Remove "NULL" string values from data table

Greetings,

I have a data table where instead of blank or missing values there is the string value of “NULL”. I know that I can use the string manipulator or rule engine to replace the string NULL values and make them blank but this would be very tedious as this issue plagues my entire data table (which is over 30 columns). Is there anything I can do to transform all the instances of a NULL string value using one tool or method?

Thanks,
Chim

Hey @chimdee,

Here’s an example using the String Manipulation (Multi Column) node to perform a string manipulation task across multiple columns at once:

data normalization.knwf (6.7 KB)

image

You can use manual or wildcard selection inside the String Manipulation (Multi Column) node to pick which columns are processed. Alternatively, you could add a Column Filter node and utilize the “Type Selection” option to only process String columns (as an example).

Cheers,

@sjporter

2 Likes

Thank you so much for the response. I was not aware of the String Manipulator (multi column) tool. I have tried using the example that you posted but I keep getting the following error. Any advice you could provide to help with this error would be appreciated.
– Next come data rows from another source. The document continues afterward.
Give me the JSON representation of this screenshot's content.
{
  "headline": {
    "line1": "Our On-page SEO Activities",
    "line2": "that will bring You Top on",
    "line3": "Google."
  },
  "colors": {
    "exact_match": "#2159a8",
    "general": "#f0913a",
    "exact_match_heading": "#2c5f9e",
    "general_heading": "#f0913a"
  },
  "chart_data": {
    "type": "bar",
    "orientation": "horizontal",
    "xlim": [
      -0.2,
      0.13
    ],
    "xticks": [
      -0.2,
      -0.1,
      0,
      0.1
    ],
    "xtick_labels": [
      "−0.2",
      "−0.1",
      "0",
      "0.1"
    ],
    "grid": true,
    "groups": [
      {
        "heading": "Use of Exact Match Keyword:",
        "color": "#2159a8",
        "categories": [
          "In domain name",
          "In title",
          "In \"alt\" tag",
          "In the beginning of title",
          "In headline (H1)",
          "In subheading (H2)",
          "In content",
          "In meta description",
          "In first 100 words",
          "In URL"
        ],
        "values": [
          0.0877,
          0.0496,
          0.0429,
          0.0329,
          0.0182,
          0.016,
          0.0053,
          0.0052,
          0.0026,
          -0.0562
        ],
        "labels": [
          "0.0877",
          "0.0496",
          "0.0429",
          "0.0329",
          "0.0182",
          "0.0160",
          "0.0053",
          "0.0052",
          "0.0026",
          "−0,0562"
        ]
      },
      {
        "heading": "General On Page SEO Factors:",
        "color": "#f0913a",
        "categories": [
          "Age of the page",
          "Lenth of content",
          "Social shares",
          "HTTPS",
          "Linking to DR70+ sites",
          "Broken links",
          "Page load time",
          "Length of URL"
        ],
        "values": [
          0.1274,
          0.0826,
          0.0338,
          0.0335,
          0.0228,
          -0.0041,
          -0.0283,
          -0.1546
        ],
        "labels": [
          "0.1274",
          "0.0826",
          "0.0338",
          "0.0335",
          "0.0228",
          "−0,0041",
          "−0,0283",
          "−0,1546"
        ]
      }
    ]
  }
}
ERROR String Manipulation (Multi Column) 3:9 Execute failed: Invalid type identifier for variable in line 1: n

Hey @chimdee,

It looks like the node is complaining about the data type. Try wrapping $$CURRENTCOLUMN$$ with string() like so and see if it resolves the error:

toEmpty(strip(replace(string($$CURRENTCOLUMN$$), "NULL", "")))

Just keep in mind the formula above might convert a numeric column into a string column, in which case there are nodes available to convert it back.

Cheers,

@sjporter

3 Likes

Yes, I cleared the CurrentColumn reference and reinsert it and that did the trick! Thank you so much for your help!

3 Likes

No problem :slight_smile: I’m glad we were able to find a quick resolution.

Cheers,

@sjporter

Hi Again,

I’m running into an error that I can’t figure out how to clear. When I run this String Manipulation (Multi Column) tool in my workflow I get the following error:

ERROR at line 66
The method replace(java.lang.String, java.lang.String, java.lang.String) in the type org.knime.base.node.preproc.stringmanipulation.manipulator.ReplaceManipulator is not applicable for the arguments (java.lang.Integer, java.lang.String, java.lang.String)
Line : 65 public java.lang.String internalEvaluate() throws Abort {
Line : 66 return toEmpty(strip(replace(__variable_0, “NULL”,"")));

Any ideas of what I’m doing wrong? How I can clear this?

Best,

Chim

Hi @chimdee , did you convert the column to string by wrapping it with the STRING() function as @sjporter suggested?

If you did already and still getting this error, can you share the workflow and data?

2 Likes

That was it. I didn’t remove the non String columns. Silly me smh. Thank you so much!

1 Like

This topic was automatically closed 182 days after the last reply. New replies are no longer allowed.